The same Harvard study concluded the remaining 63% of salespeople tended to not have any impact on a buyer’s decision, or worse, have their performance negatively impact the chance of making a successful sale.

Where do your salespeople rate? Do you have any Consultants, Closers or Experts? The numbers suggest there is a good probability some of your team is actually hurting your organization’s sales performance, and once you identify who needs additional training (hint: it’s probably the whole team) the question then becomes, “Where can our salespeople improve and how can they make those strides?”

In Anova’s research across a wide range of verticals, sales personnel generally rate higher in attributes such as responsiveness, preparedness, and product knowledge – things commonly referred to as true Sales 101 qualities. It is the more advanced skillset where many drop off and even less can consistently complete at a high performing level.

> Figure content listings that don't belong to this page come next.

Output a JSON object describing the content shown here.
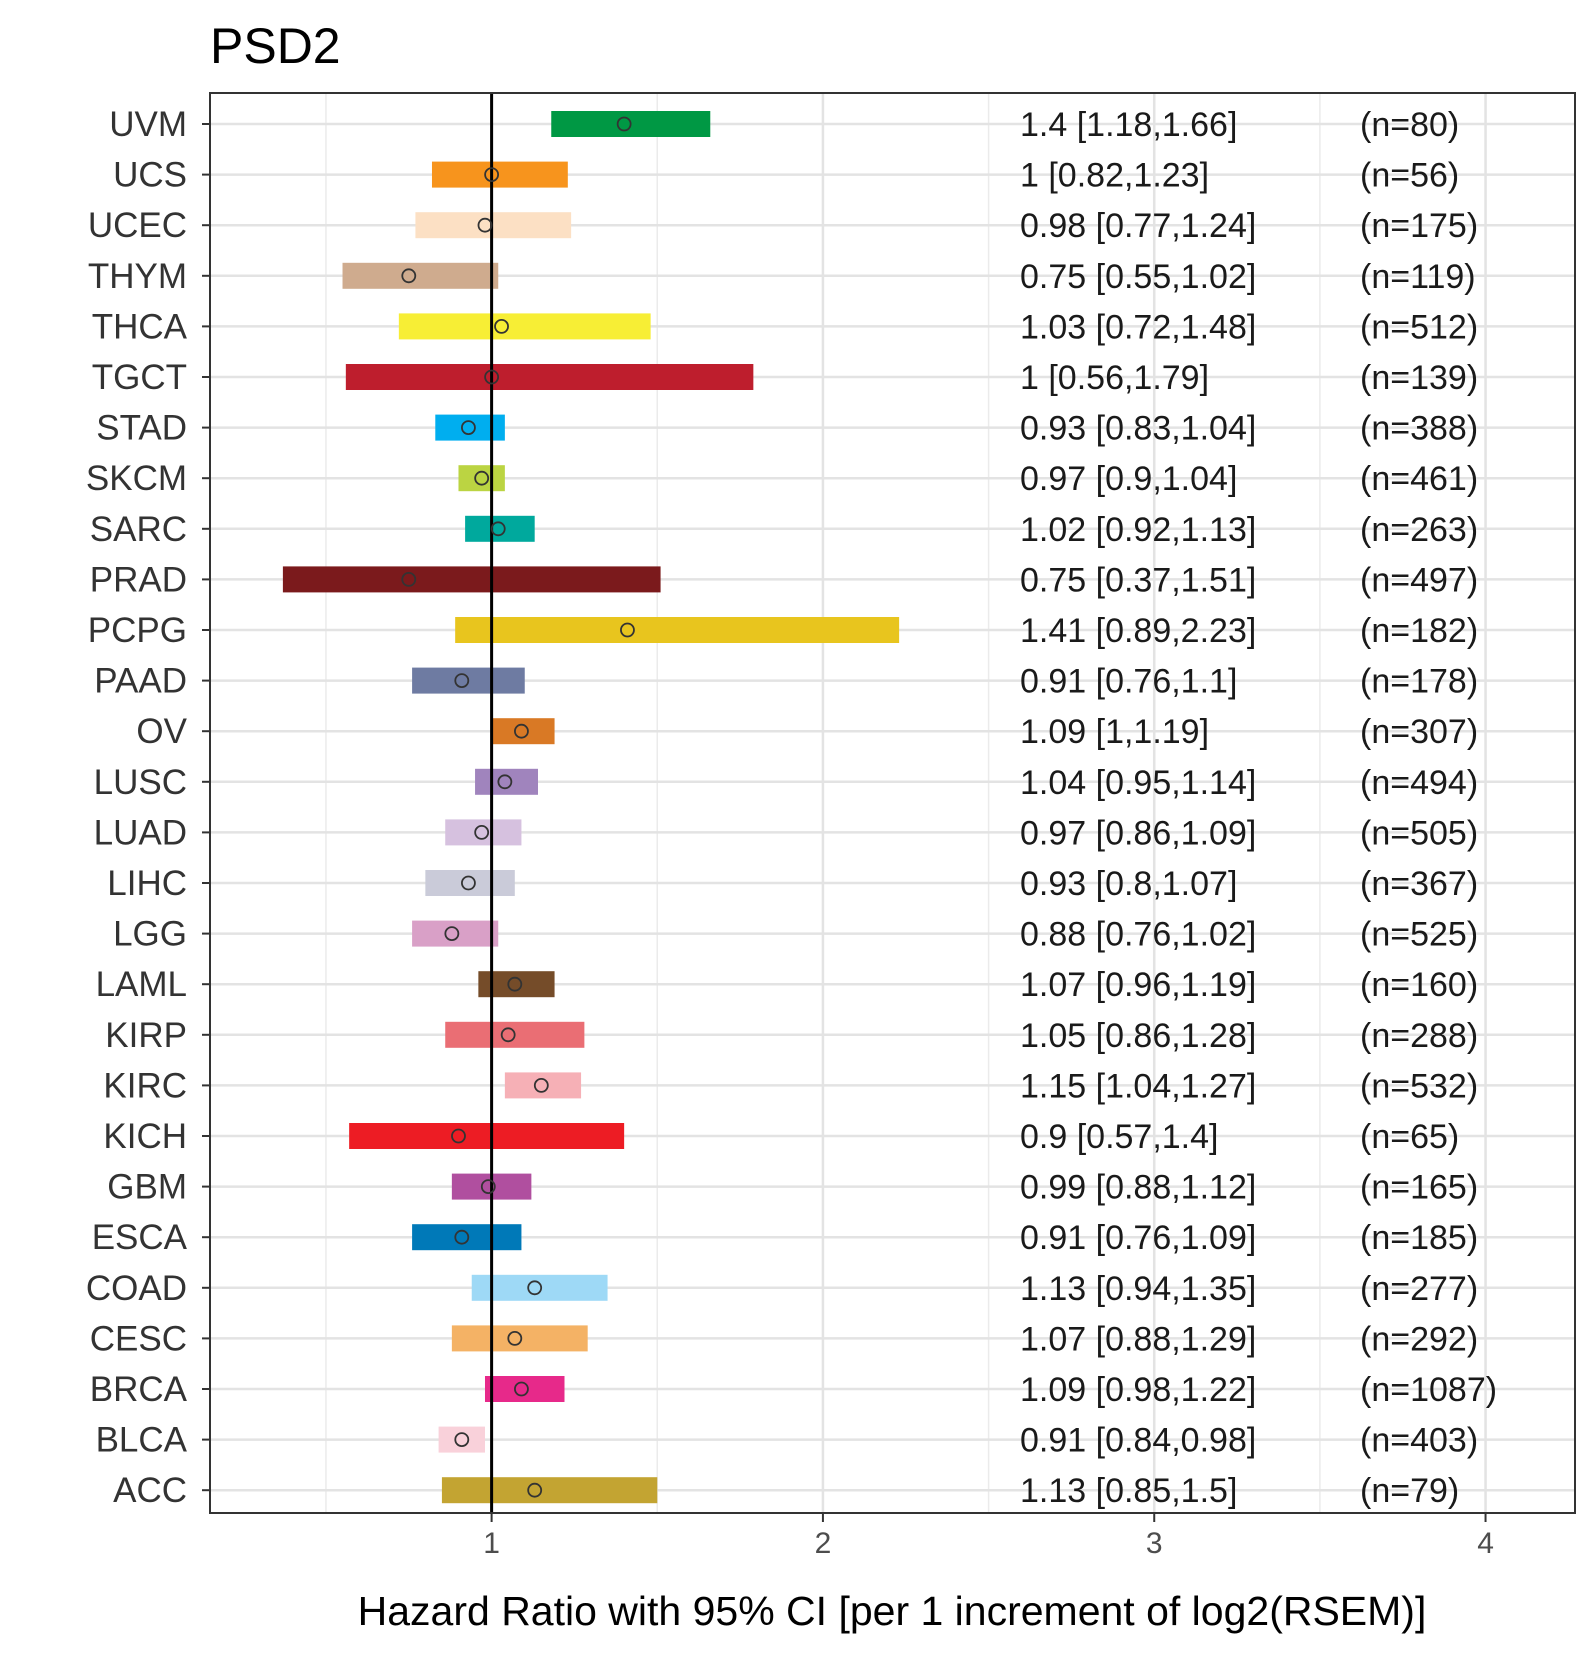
{
  "chart_data": {
    "type": "forest",
    "title": "PSD2",
    "xlabel": "Hazard Ratio with 95% CI [per 1 increment of log2(RSEM)]",
    "ylabel": "",
    "xlim": [
      0.15,
      4.27
    ],
    "xticks": [
      1,
      2,
      3,
      4
    ],
    "xtick_labels": [
      "1",
      "2",
      "3",
      "4"
    ],
    "reference_line": 1,
    "grid": true,
    "rows": [
      {
        "label": "UVM",
        "hr": 1.4,
        "lower": 1.18,
        "upper": 1.66,
        "text": "1.4 [1.18,1.66]",
        "n": "(n=80)",
        "color": "#009844"
      },
      {
        "label": "UCS",
        "hr": 1,
        "lower": 0.82,
        "upper": 1.23,
        "text": "1 [0.82,1.23]",
        "n": "(n=56)",
        "color": "#F7941D"
      },
      {
        "label": "UCEC",
        "hr": 0.98,
        "lower": 0.77,
        "upper": 1.24,
        "text": "0.98 [0.77,1.24]",
        "n": "(n=175)",
        "color": "#FCE0C4"
      },
      {
        "label": "THYM",
        "hr": 0.75,
        "lower": 0.55,
        "upper": 1.02,
        "text": "0.75 [0.55,1.02]",
        "n": "(n=119)",
        "color": "#CFAB8E"
      },
      {
        "label": "THCA",
        "hr": 1.03,
        "lower": 0.72,
        "upper": 1.48,
        "text": "1.03 [0.72,1.48]",
        "n": "(n=512)",
        "color": "#F7EE35"
      },
      {
        "label": "TGCT",
        "hr": 1,
        "lower": 0.56,
        "upper": 1.79,
        "text": "1 [0.56,1.79]",
        "n": "(n=139)",
        "color": "#BE1E2D"
      },
      {
        "label": "STAD",
        "hr": 0.93,
        "lower": 0.83,
        "upper": 1.04,
        "text": "0.93 [0.83,1.04]",
        "n": "(n=388)",
        "color": "#00AEEF"
      },
      {
        "label": "SKCM",
        "hr": 0.97,
        "lower": 0.9,
        "upper": 1.04,
        "text": "0.97 [0.9,1.04]",
        "n": "(n=461)",
        "color": "#BBD442"
      },
      {
        "label": "SARC",
        "hr": 1.02,
        "lower": 0.92,
        "upper": 1.13,
        "text": "1.02 [0.92,1.13]",
        "n": "(n=263)",
        "color": "#00A99D"
      },
      {
        "label": "PRAD",
        "hr": 0.75,
        "lower": 0.37,
        "upper": 1.51,
        "text": "0.75 [0.37,1.51]",
        "n": "(n=497)",
        "color": "#7B1A1C"
      },
      {
        "label": "PCPG",
        "hr": 1.41,
        "lower": 0.89,
        "upper": 2.23,
        "text": "1.41 [0.89,2.23]",
        "n": "(n=182)",
        "color": "#E8C51E"
      },
      {
        "label": "PAAD",
        "hr": 0.91,
        "lower": 0.76,
        "upper": 1.1,
        "text": "0.91 [0.76,1.1]",
        "n": "(n=178)",
        "color": "#6E7BA2"
      },
      {
        "label": "OV",
        "hr": 1.09,
        "lower": 1,
        "upper": 1.19,
        "text": "1.09 [1,1.19]",
        "n": "(n=307)",
        "color": "#D97925"
      },
      {
        "label": "LUSC",
        "hr": 1.04,
        "lower": 0.95,
        "upper": 1.14,
        "text": "1.04 [0.95,1.14]",
        "n": "(n=494)",
        "color": "#A084BD"
      },
      {
        "label": "LUAD",
        "hr": 0.97,
        "lower": 0.86,
        "upper": 1.09,
        "text": "0.97 [0.86,1.09]",
        "n": "(n=505)",
        "color": "#D6C1DF"
      },
      {
        "label": "LIHC",
        "hr": 0.93,
        "lower": 0.8,
        "upper": 1.07,
        "text": "0.93 [0.8,1.07]",
        "n": "(n=367)",
        "color": "#CACBD9"
      },
      {
        "label": "LGG",
        "hr": 0.88,
        "lower": 0.76,
        "upper": 1.02,
        "text": "0.88 [0.76,1.02]",
        "n": "(n=525)",
        "color": "#D9A0C7"
      },
      {
        "label": "LAML",
        "hr": 1.07,
        "lower": 0.96,
        "upper": 1.19,
        "text": "1.07 [0.96,1.19]",
        "n": "(n=160)",
        "color": "#754C29"
      },
      {
        "label": "KIRP",
        "hr": 1.05,
        "lower": 0.86,
        "upper": 1.28,
        "text": "1.05 [0.86,1.28]",
        "n": "(n=288)",
        "color": "#EA6E74"
      },
      {
        "label": "KIRC",
        "hr": 1.15,
        "lower": 1.04,
        "upper": 1.27,
        "text": "1.15 [1.04,1.27]",
        "n": "(n=532)",
        "color": "#F6B0B6"
      },
      {
        "label": "KICH",
        "hr": 0.9,
        "lower": 0.57,
        "upper": 1.4,
        "text": "0.9 [0.57,1.4]",
        "n": "(n=65)",
        "color": "#ED1C24"
      },
      {
        "label": "GBM",
        "hr": 0.99,
        "lower": 0.88,
        "upper": 1.12,
        "text": "0.99 [0.88,1.12]",
        "n": "(n=165)",
        "color": "#B04F9F"
      },
      {
        "label": "ESCA",
        "hr": 0.91,
        "lower": 0.76,
        "upper": 1.09,
        "text": "0.91 [0.76,1.09]",
        "n": "(n=185)",
        "color": "#0079B8"
      },
      {
        "label": "COAD",
        "hr": 1.13,
        "lower": 0.94,
        "upper": 1.35,
        "text": "1.13 [0.94,1.35]",
        "n": "(n=277)",
        "color": "#9ED9F6"
      },
      {
        "label": "CESC",
        "hr": 1.07,
        "lower": 0.88,
        "upper": 1.29,
        "text": "1.07 [0.88,1.29]",
        "n": "(n=292)",
        "color": "#F4B265"
      },
      {
        "label": "BRCA",
        "hr": 1.09,
        "lower": 0.98,
        "upper": 1.22,
        "text": "1.09 [0.98,1.22]",
        "n": "(n=1087)",
        "color": "#E7298A"
      },
      {
        "label": "BLCA",
        "hr": 0.91,
        "lower": 0.84,
        "upper": 0.98,
        "text": "0.91 [0.84,0.98]",
        "n": "(n=403)",
        "color": "#F9D1DA"
      },
      {
        "label": "ACC",
        "hr": 1.13,
        "lower": 0.85,
        "upper": 1.5,
        "text": "1.13 [0.85,1.5]",
        "n": "(n=79)",
        "color": "#C3A432"
      }
    ]
  }
}
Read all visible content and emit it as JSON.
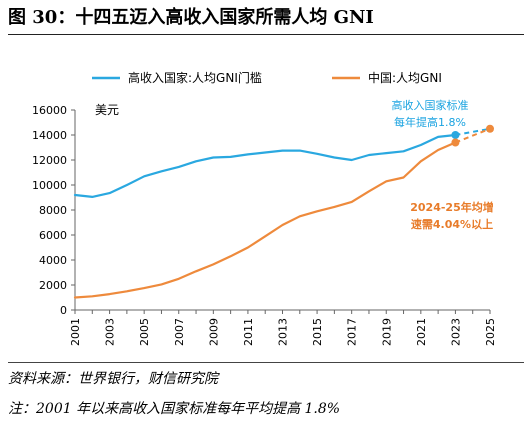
{
  "title": "图 30：十四五迈入高收入国家所需人均 GNI",
  "source": "资料来源：世界银行，财信研究院",
  "note": "注：2001 年以来高收入国家标准每年平均提高 1.8%",
  "colors": {
    "series_high": "#2aa8e0",
    "series_china": "#ee8a3c",
    "ann_high": "#1aa3e0",
    "ann_china": "#e87c2a",
    "axis": "#666666"
  },
  "chart_data": {
    "type": "line",
    "ylabel": "美元",
    "ylim": [
      0,
      16000
    ],
    "yticks": [
      0,
      2000,
      4000,
      6000,
      8000,
      10000,
      12000,
      14000,
      16000
    ],
    "xlim": [
      2001,
      2025
    ],
    "xticks": [
      2001,
      2003,
      2005,
      2007,
      2009,
      2011,
      2013,
      2015,
      2017,
      2019,
      2021,
      2023,
      2025
    ],
    "legend_position": "top",
    "series": [
      {
        "name": "高收入国家:人均GNI门槛",
        "color": "#2aa8e0",
        "x": [
          2001,
          2002,
          2003,
          2004,
          2005,
          2006,
          2007,
          2008,
          2009,
          2010,
          2011,
          2012,
          2013,
          2014,
          2015,
          2016,
          2017,
          2018,
          2019,
          2020,
          2021,
          2022,
          2023
        ],
        "values": [
          9200,
          9050,
          9350,
          10000,
          10700,
          11100,
          11450,
          11900,
          12200,
          12250,
          12450,
          12600,
          12750,
          12750,
          12500,
          12200,
          12000,
          12400,
          12550,
          12700,
          13200,
          13850,
          14000
        ],
        "projection": {
          "x": [
            2023,
            2025
          ],
          "values": [
            14000,
            14500
          ]
        }
      },
      {
        "name": "中国:人均GNI",
        "color": "#ee8a3c",
        "x": [
          2001,
          2002,
          2003,
          2004,
          2005,
          2006,
          2007,
          2008,
          2009,
          2010,
          2011,
          2012,
          2013,
          2014,
          2015,
          2016,
          2017,
          2018,
          2019,
          2020,
          2021,
          2022,
          2023
        ],
        "values": [
          1000,
          1100,
          1270,
          1500,
          1750,
          2050,
          2500,
          3100,
          3650,
          4300,
          5000,
          5900,
          6800,
          7500,
          7900,
          8250,
          8650,
          9500,
          10300,
          10600,
          11900,
          12800,
          13400
        ],
        "projection": {
          "x": [
            2023,
            2025
          ],
          "values": [
            13400,
            14500
          ]
        }
      }
    ],
    "annotations": [
      {
        "lines": [
          "高收入国家标准",
          "每年提高1.8%"
        ],
        "series": 0
      },
      {
        "lines": [
          "2024-25年均增",
          "速需4.04%以上"
        ],
        "series": 1
      }
    ]
  }
}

The ability to differentiate is consistently rated as the lowest-scoring attribute for salespeople in Anova studies, followed by the ability to customize a presentation and tailor a pitch to address a prospect’s unique needs. It seems like common sense: to win the deal you must connect the prospect’s needs to your offering and demonstrate how you are better than the competition. However, as the Harvard study shows, these skills are not mastered by the majority of salespeople.

If you are like any ambitious business leader, your 2017 sales goals have been set and you are relying on your top performers to get you there. But maybe it is time to think about the other 63%. How are you helping them raise their game and develop into a Consultant, Closer, or Expert? Feedback on where they can get better and how to improve could be the missing piece to the puzzle.